Les fermiers de l’Ouest expliquent à Stéphane Dion qu’ils en ont assez

Regina (Saskatchewan), 6 mars 2001 – Des agriculteurs en colère et des indépendantistes de l’ouest du pays ont passé un savon au ministre des Affaires intergouvernementales canadiennes, Stéphane Dion, mardi, lui expliquant qu’ils se sentent injustement traités par le gouvernement fédéral.

Je risque de perdre la terre que ma famille cultive depuis près de 100 ans à cause des politiques de libre-échange que vous et votre gouvernement avez imposées, a reproché Gerald Benneke au ministre. M. Benneke, qui exploite une ferme de céréales et de bestiaux en Saskatchewan, a été applaudi par la centaine d’étudiants et de fermiers présents.

« Pendant les 134 dernières années, l’Ouest canadien a été relégué au statut de tailleur de bois et de porteur d’eau; pour les 1000 prochaines années, nous ne le tolérerons plus », a-t-il averti, avant de retourner à son siège.

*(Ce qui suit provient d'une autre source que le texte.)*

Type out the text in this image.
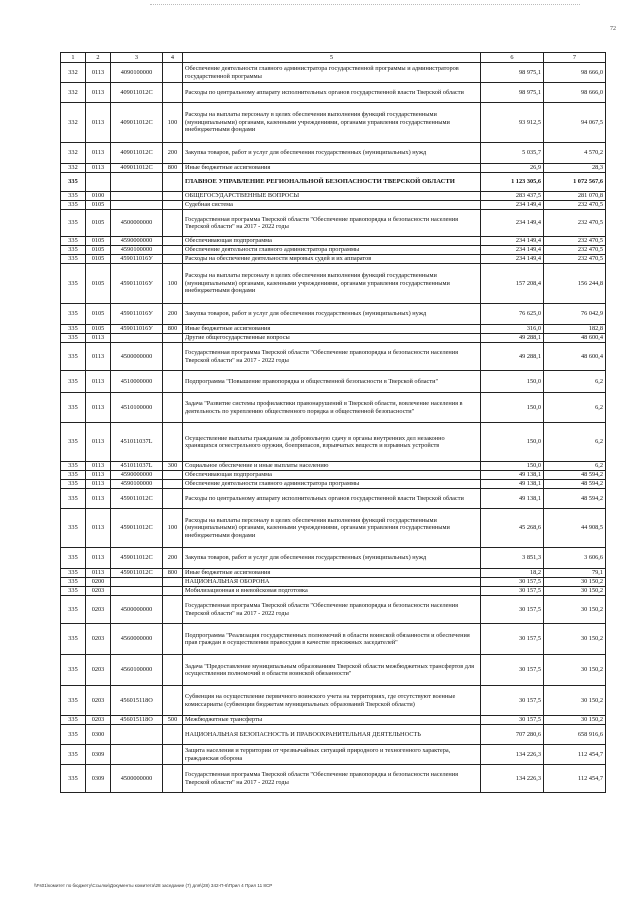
72
1	2	3	4	5	6	7
332	0113	4090100000		Обеспечение деятельности главного администратора государственной программы и администраторов государственной программы	98 975,1	98 666,0
332	0113	409011012С		Расходы по центральному аппарату исполнительных органов государственной власти Тверской области	98 975,1	98 666,0
332	0113	409011012С	100	Расходы на выплаты персоналу в целях обеспечения выполнения функций государственными (муниципальными) органами, казенными учреждениями, органами управления государственными внебюджетными фондами	93 912,5	94 067,5
332	0113	409011012С	200	Закупка товаров, работ и услуг для обеспечения государственных (муниципальных) нужд	5 035,7	4 570,2
332	0113	409011012С	800	Иные бюджетные ассигнования	26,9	28,3
335				ГЛАВНОЕ УПРАВЛЕНИЕ РЕГИОНАЛЬНОЙ БЕЗОПАСНОСТИ ТВЕРСКОЙ ОБЛАСТИ	1 123 305,6	1 072 567,6
335	0100			ОБЩЕГОСУДАРСТВЕННЫЕ ВОПРОСЫ	283 437,5	281 070,8
335	0105			Судебная система	234 149,4	232 470,5
335	0105	4500000000		Государственная программа Тверской области "Обеспечение правопорядка и безопасности населения Тверской области" на 2017 - 2022 годы	234 149,4	232 470,5
335	0105	4590000000		Обеспечивающая подпрограмма	234 149,4	232 470,5
335	0105	4590100000		Обеспечение деятельности главного администратора программы	234 149,4	232 470,5
335	0105	459011016У		Расходы на обеспечение деятельности мировых судей и их аппаратов	234 149,4	232 470,5
335	0105	459011016У	100	Расходы на выплаты персоналу в целях обеспечения выполнения функций государственными (муниципальными) органами, казенными учреждениями, органами управления государственными внебюджетными фондами	157 208,4	156 244,8
335	0105	459011016У	200	Закупка товаров, работ и услуг для обеспечения государственных (муниципальных) нужд	76 625,0	76 042,9
335	0105	459011016У	800	Иные бюджетные ассигнования	316,0	182,8
335	0113			Другие общегосударственные вопросы	49 288,1	48 600,4
335	0113	4500000000		Государственная программа Тверской области "Обеспечение правопорядка и безопасности населения Тверской области" на 2017 - 2022 годы	49 288,1	48 600,4
335	0113	4510000000		Подпрограмма "Повышение правопорядка и общественной безопасности в Тверской области"	150,0	6,2
335	0113	4510100000		Задача "Развитие системы профилактики правонарушений в Тверской области, вовлечение населения в деятельность по укреплению общественного порядка и общественной безопасности"	150,0	6,2
335	0113	451011037L		Осуществление выплаты гражданам за добровольную сдачу в органы внутренних дел незаконно хранящихся огнестрельного оружия, боеприпасов, взрывчатых веществ и взрывных устройств	150,0	6,2
335	0113	451011037L	300	Социальное обеспечение и иные выплаты населению	150,0	6,2
335	0113	4590000000		Обеспечивающая подпрограмма	49 138,1	48 594,2
335	0113	4590100000		Обеспечение деятельности главного администратора программы	49 138,1	48 594,2
335	0113	459011012С		Расходы по центральному аппарату исполнительных органов государственной власти Тверской области	49 138,1	48 594,2
335	0113	459011012С	100	Расходы на выплаты персоналу в целях обеспечения выполнения функций государственными (муниципальными) органами, казенными учреждениями, органами управления государственными внебюджетными фондами	45 268,6	44 908,5
335	0113	459011012С	200	Закупка товаров, работ и услуг для обеспечения государственных (муниципальных) нужд	3 851,3	3 606,6
335	0113	459011012С	800	Иные бюджетные ассигнования	18,2	79,1
335	0200			НАЦИОНАЛЬНАЯ ОБОРОНА	30 157,5	30 150,2
335	0203			Мобилизационная и вневойсковая подготовка	30 157,5	30 150,2
335	0203	4500000000		Государственная программа Тверской области "Обеспечение правопорядка и безопасности населения Тверской области" на 2017 - 2022 годы	30 157,5	30 150,2
335	0203	4560000000		Подпрограмма "Реализация государственных полномочий в области воинской обязанности и обеспечения прав граждан в осуществлении правосудия в качестве присяжных заседателей"	30 157,5	30 150,2
335	0203	4560100000		Задача "Предоставление муниципальным образованиям Тверской области межбюджетных трансфертов для осуществления полномочий в области воинской обязанности"	30 157,5	30 150,2
335	0203	456015118О		Субвенция на осуществление первичного воинского учета на территориях, где отсутствуют военные комиссариаты (субвенции бюджетам муниципальных образований Тверской области)	30 157,5	30 150,2
335	0203	456015118О	500	Межбюджетные трансферты	30 157,5	30 150,2
335	0300			НАЦИОНАЛЬНАЯ БЕЗОПАСНОСТЬ И ПРАВООХРАНИТЕЛЬНАЯ ДЕЯТЕЛЬНОСТЬ	707 280,6	658 916,6
335	0309			Защита населения и территории от чрезвычайных ситуаций природного и техногенного характера, гражданская оборона	134 226,3	112 454,7
335	0309	4500000000		Государственная программа Тверской области "Обеспечение правопорядка и безопасности населения Тверской области" на 2017 - 2022 годы	134 226,3	112 454,7
\\Fs01\комитет по бюджету\Ссылки\Документы комитета\28 заседание (7) для\(28) 342-П-6\Прил 4 Прил 11 8СР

M. Dion participait à un forum de l’Institut des politiques publiques de Saskatchewan, dans le cadre des efforts du gouvernement libéral fédéral pour courtiser les Canadiens mécontents de l’ouest du pays.

La salle était remplie de membres de groupes d’agriculteurs et d’autres portant des casquettes ornées du symbole du Western Independant Nation, un groupe qui entrevoit les provinces de l’Ouest unies en un Etat indépendant.

La visite de M. Dion fait suite à celle du ministre des Finances, Paul Martin, en Alberta et en Colombie-Britannique. Le ministre de l’Industrie, Brian Tobin, doit également se rendre dans les provinces de l’Ouest plus tard cette semaine.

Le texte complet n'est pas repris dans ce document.